214.1
Researching the Global Financial Class
To date, class formation on a global scale has been researched from two perspectives. Firstly, as a “transnational capitalist class”, based on the organisational structure of global corporations and international bodies of governance. Secondly, on the basis of “transnational professionals”, who pursue international careers as highly skilled migrants, thereby creating a transnational social space. In contrast, we locate the basis for class formation in the communalities produced by the social embeddedness of markets.
Following arguments from Economic Sociology and the Social Studies of Finance, markets are structurally, culturally, cognitively and politically embedded in social networks, calculative and communicative practices, and political struggles.
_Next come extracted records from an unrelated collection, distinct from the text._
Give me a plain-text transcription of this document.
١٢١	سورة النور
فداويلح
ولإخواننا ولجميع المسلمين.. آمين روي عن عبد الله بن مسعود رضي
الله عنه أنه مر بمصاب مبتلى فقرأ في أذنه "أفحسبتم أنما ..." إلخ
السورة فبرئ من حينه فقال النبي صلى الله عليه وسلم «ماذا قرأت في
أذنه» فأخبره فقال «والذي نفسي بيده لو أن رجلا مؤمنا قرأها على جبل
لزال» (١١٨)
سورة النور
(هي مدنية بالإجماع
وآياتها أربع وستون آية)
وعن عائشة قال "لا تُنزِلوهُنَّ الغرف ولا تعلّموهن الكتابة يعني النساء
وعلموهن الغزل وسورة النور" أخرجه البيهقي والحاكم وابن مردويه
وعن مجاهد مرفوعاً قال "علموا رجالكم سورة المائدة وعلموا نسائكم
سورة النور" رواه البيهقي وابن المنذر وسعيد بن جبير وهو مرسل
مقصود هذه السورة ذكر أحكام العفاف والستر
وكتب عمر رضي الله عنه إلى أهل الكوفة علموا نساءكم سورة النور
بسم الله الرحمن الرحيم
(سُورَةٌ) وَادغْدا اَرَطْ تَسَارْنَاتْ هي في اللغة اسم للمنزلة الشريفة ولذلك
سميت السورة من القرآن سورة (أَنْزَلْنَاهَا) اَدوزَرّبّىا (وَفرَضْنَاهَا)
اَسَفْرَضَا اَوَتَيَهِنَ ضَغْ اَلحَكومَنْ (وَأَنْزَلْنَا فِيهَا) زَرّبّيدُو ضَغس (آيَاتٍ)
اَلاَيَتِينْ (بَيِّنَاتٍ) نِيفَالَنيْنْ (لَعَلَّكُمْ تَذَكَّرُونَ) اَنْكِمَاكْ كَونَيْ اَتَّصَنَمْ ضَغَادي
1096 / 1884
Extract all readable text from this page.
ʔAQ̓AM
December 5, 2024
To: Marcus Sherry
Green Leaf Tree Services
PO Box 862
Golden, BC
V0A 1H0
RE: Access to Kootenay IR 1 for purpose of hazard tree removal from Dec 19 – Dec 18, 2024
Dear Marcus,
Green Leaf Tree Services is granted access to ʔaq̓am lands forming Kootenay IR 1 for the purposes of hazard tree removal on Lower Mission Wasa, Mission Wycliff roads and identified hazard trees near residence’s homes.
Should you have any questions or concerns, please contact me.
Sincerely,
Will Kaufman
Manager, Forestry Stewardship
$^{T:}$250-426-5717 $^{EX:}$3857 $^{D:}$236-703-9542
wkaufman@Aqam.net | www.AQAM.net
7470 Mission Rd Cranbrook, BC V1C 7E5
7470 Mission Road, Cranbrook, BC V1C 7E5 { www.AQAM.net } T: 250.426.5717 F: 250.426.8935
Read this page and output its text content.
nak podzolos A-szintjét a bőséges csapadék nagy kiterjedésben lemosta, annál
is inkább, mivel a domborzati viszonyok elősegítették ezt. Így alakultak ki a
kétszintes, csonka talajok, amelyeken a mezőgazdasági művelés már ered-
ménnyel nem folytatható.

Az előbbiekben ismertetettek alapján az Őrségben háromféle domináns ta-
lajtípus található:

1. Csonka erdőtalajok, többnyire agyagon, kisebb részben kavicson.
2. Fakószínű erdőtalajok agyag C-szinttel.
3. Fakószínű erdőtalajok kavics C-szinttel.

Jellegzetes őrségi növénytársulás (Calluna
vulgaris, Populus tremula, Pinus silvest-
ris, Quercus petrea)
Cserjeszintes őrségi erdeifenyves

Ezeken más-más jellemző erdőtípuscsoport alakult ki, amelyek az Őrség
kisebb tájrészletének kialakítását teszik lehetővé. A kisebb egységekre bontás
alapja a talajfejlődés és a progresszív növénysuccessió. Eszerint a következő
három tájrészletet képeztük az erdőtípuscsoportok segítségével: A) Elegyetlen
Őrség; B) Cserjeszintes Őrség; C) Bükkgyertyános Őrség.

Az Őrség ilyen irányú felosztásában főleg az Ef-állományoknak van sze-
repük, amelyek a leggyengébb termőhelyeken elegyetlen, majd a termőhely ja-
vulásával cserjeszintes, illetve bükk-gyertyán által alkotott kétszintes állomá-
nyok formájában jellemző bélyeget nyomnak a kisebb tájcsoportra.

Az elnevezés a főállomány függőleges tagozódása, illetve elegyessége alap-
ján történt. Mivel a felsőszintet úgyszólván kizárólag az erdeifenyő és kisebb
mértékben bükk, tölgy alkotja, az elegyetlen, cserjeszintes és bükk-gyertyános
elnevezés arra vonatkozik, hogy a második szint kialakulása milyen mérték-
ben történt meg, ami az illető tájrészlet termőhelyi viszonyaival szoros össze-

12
We combine this analytical understanding of markets with Pierre Bourdieu’s field theory. It is argued that the forms of embeddedness translate into specific forms of economic, social and cultural capital, and that cultural and cognitive embeddedness produce a common worldview and habitus of market actors. Consequently, class formation becomes legible as rooted in practices of the economic sphere. In the case of finance, these practices are intrinsically geared towards a global horizon of valuation and exchange. Financial markets thus represent the site for the formation of what we term the global financial class.
Our approach thus reconceptualises the notion of (global) class beyond distributional properties and towards an analysis of the economic practices within specific fields of the global economy.